Не она ли придает человеку мужество, ловкость и силу, чтобы без оружия
сразиться со львом {93}, хотя в этом нет ни нужды, ни расчета, лишь для
того, чтобы заслужить признание народа? А сколько таких, что вступают в
борьбу с турами, вепрями и другими дикими зверями, чтобы заслужить славу
превзошедшего всех других в безумии? Такого рода сражения ведут не только
современники друг с другом, но и предшественники с их преемниками. И не
таким ли было забавное сражение Антония с Клеопатрой {94} - кто кого
превзойдет на пиру? Мало того, находятся люди, которые, не видя среди
окружающих больших безумцев, чем они сами, вызывают на состязание мертвецов.

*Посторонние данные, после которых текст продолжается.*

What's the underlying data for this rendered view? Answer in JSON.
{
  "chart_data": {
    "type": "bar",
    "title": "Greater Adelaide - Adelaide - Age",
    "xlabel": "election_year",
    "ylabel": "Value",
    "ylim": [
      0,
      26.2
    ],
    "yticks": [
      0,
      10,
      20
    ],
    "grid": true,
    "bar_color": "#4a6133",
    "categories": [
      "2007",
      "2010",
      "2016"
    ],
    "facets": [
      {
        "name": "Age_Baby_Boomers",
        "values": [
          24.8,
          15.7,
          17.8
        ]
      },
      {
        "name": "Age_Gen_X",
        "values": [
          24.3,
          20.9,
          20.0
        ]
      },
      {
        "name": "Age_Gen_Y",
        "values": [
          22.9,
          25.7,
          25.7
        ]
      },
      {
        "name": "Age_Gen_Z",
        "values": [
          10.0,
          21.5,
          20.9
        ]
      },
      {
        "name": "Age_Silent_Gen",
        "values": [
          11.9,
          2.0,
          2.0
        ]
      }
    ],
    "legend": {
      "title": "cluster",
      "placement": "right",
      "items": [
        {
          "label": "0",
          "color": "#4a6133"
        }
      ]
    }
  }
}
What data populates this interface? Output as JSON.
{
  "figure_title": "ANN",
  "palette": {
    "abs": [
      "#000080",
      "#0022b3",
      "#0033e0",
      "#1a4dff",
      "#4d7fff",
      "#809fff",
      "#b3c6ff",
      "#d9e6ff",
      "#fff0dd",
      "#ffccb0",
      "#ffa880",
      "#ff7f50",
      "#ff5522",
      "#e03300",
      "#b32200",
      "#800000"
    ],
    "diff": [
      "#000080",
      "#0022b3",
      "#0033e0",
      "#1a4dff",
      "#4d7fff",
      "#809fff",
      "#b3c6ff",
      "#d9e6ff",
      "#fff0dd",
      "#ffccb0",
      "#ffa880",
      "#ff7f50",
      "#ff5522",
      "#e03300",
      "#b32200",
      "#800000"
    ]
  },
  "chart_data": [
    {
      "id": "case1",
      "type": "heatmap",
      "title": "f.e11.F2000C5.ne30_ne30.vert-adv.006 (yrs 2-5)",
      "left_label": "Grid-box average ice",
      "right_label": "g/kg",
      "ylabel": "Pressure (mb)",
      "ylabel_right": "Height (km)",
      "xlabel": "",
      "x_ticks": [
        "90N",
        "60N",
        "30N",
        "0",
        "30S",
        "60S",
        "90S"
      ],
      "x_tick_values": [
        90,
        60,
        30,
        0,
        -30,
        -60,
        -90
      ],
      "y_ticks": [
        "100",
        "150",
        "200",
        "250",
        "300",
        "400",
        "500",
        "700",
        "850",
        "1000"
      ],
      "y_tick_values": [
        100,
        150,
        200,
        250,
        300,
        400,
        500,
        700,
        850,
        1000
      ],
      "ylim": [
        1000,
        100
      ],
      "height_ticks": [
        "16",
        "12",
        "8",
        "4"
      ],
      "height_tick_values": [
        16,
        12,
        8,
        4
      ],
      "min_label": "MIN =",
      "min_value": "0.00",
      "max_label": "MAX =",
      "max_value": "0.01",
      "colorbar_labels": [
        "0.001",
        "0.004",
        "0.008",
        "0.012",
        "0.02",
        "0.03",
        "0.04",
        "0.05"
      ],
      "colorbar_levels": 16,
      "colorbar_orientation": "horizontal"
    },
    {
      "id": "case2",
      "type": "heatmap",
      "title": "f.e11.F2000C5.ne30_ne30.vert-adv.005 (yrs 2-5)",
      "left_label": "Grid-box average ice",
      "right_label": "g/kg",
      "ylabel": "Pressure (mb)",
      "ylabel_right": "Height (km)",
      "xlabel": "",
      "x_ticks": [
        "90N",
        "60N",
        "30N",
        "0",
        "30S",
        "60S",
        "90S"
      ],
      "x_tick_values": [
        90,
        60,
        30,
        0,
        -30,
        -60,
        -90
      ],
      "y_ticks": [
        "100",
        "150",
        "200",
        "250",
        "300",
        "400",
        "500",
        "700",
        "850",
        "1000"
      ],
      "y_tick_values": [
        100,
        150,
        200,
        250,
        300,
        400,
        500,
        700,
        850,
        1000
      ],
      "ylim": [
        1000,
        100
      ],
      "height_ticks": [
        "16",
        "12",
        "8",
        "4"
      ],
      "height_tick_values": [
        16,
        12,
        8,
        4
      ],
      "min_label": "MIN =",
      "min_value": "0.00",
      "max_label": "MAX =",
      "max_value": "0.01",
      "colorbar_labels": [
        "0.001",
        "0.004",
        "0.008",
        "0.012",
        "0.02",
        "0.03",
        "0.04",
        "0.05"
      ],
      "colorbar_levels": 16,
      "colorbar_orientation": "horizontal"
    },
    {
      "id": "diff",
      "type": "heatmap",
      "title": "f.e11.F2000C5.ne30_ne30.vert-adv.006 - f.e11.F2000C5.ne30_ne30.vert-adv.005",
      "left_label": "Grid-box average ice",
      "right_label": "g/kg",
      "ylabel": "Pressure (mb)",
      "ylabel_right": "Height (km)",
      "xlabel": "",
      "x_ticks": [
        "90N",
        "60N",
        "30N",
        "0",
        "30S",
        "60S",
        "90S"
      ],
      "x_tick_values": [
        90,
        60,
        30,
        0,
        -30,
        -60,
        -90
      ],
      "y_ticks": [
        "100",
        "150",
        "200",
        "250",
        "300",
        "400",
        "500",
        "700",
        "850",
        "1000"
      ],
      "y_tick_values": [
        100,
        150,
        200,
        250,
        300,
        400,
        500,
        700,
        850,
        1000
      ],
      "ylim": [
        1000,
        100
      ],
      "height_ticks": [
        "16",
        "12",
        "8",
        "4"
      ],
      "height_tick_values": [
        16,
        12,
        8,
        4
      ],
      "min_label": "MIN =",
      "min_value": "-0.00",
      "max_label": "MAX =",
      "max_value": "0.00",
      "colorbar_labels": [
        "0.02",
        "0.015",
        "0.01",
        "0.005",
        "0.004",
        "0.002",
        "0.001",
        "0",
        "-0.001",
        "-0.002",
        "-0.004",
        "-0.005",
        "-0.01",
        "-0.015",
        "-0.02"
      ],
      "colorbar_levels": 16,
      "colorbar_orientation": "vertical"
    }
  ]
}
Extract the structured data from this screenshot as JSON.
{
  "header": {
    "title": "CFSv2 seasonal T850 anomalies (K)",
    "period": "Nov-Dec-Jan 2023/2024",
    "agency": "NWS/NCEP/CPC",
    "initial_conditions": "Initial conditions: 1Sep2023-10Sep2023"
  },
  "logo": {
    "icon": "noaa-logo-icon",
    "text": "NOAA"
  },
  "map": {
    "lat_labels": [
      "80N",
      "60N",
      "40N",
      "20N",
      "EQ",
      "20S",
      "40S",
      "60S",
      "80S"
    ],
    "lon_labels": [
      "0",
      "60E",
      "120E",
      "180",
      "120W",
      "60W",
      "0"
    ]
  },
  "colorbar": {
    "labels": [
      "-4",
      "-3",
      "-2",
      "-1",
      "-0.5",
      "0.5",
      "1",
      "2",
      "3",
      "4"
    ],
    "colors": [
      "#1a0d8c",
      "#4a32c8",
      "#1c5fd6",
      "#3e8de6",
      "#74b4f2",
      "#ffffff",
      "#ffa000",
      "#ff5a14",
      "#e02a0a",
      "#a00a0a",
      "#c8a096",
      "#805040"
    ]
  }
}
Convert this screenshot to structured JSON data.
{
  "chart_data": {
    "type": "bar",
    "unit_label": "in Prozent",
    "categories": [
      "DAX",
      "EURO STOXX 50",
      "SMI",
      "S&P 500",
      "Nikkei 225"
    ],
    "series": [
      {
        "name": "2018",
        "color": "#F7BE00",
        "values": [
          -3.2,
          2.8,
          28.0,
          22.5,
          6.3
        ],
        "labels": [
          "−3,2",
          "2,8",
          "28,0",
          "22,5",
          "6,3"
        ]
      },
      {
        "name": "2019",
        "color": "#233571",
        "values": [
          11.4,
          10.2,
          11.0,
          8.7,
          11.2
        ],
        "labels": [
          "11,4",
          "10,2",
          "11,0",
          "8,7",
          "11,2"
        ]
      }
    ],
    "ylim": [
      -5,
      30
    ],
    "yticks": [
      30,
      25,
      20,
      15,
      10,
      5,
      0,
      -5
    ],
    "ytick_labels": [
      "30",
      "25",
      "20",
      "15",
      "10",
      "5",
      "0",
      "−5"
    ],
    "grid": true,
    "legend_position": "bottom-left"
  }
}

Цезарь досадовал {95}, что ему не удалось потрясти мир в том возрасте, когда
Александр Великий уже завоевал добрую его часть. А Лукулл {96} и другие -
сколько они оставили подражателей, которые стремясь их превзойти,
представляли человека в образе гиганта, превращали равнины в горы, а горы в
равнины, осушали озера, перебрасывали мосты через моря (как император
Клавдий {97}), воздвигали колоссов из бронзы и камня {98}, сооружали
триумфальные арки и пирамиды? И созерцание этого великолепного безумия
доныне доставляет великое удовольствие людям, которые сворачивают с пути,
совершают далекие путешествия, чтобы насладиться зрелищем этого безумия
давних времен. Одним словом, без этой доброй дамы человек иссох бы,
отяжелел, стал бы неприятным и вялым. Но Безумие пробуждает его ум,
заставляет человека петь, плясать, скакать, одеваться на тысячу ладов по
моде, которая меняется каждые полгода, вечно подчиняясь какой-то видимости
удобства и смысла. Так, например, когда придумывают платье облегающее с
закругленными формами, то говорят, что оно более скромно и опрятно; платье
просторное и широкое считается более почтенным. И с помощью всех этих
маленьких дурачеств и выдумок, которые мы наблюдаем как в одежде, так и в
манере держаться и в осанке, мужчины будут лучше приняты у дам и более им
приятны.
Как я уже сказал о мужчинах, существует большая разница между тем, как
будет принят безумец и мудрец. Мудрец примется толковать о книгах или
пустится с пожилыми дамами в беседу о вольностях в одежде, о застарелых
болезнях или о чьем-нибудь родословном древе. Однако молодые дамы вовсе не
чуждаются общества столь веселого и приятного ума. И хотя он может толкнуть
одну, ущипнуть другую, растрепать прическу третьей, задрать какой-нибудь из
них юбку и досадить им тысячью других способов, тем не менее его общества
будут искать. Зато, когда дело дойдет до сравнения, мудреца похвалят, но
лишь безумец сможет насладиться плодами дамской благосклонности {99}.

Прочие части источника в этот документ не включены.